1. ## Approximation proof

Consider two numbers with this property:

(e stands for epsilon)

for any e > 0, |a - b| < e

Prove a = b by contraposition.

Thanks.

2. Suppose $a\ne b$.
Let $\varepsilon = \left| {a - b} \right| > 0$.

3. That is the full solution?

4. Originally Posted by cgiulz
That is the full solution?
Well can this be true: $0 < \left| {a - b} \right| < \left| {a - b} \right|?$

BTW: We are not here to give you complete solutions.
You are to use our help to complete the problem.
After all, it is your problem.

5. I understand that.

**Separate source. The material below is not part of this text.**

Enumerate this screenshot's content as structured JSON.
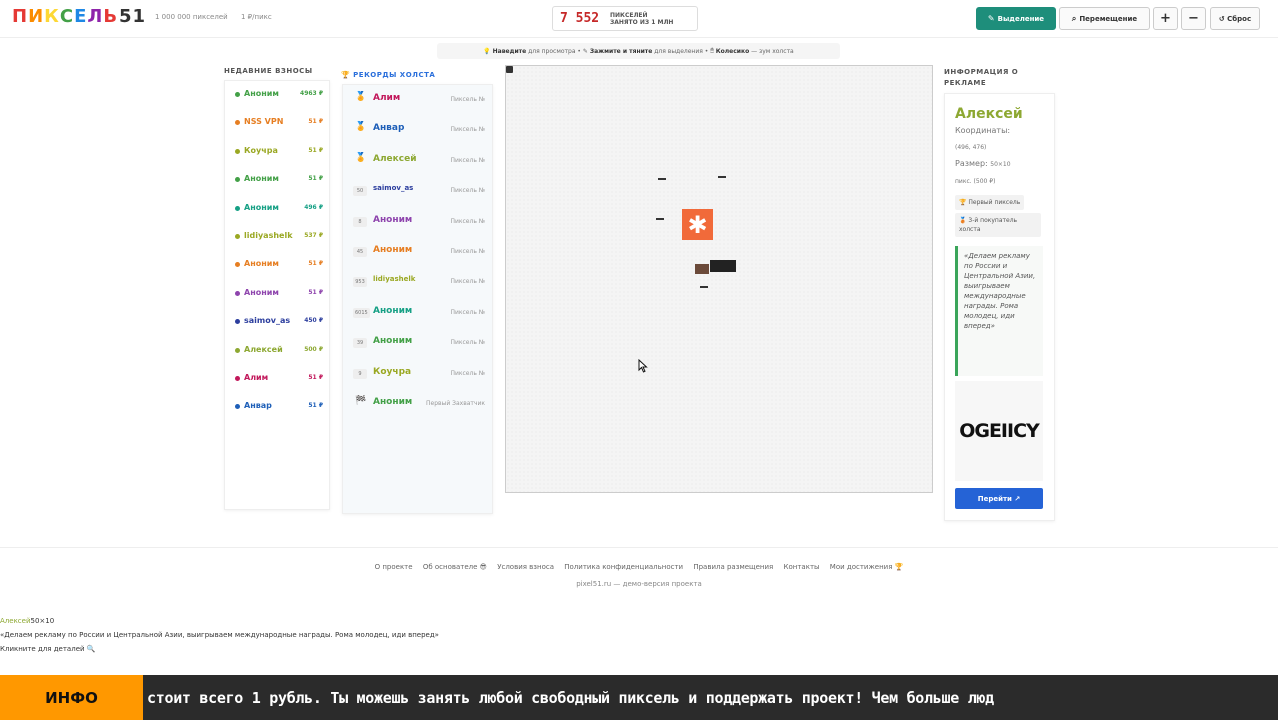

From previous posts I've found that posters have provided me with very helpful tips that eventually lead me to the answer. This is my first analysis class ever, so at first glance I thought that was just what I needed to start with. Then I realized that those two steps implied the answer, so thanks. One last thing if you would be so kind: I thought epsilon was "lurking in the problem," and you couldn't just let it be equal to some answer, or maybe I'm getting ahead of myself?

Thanks again.

6. Originally Posted by cgiulz
Consider two numbers with this property:

(e stands for epsilon)

for any e > 0, |a - b| < e

Prove a = b by contraposition.

Thanks.
The 'contrapositive" is "If $a\ne b$ then there exist e> 0 such that $|a- b|\ge e$.

If $a\ne b$, then |a- b|> 0. Take $\epsilon= \frac{|a-b|}{2}$, say. What remains to be shown?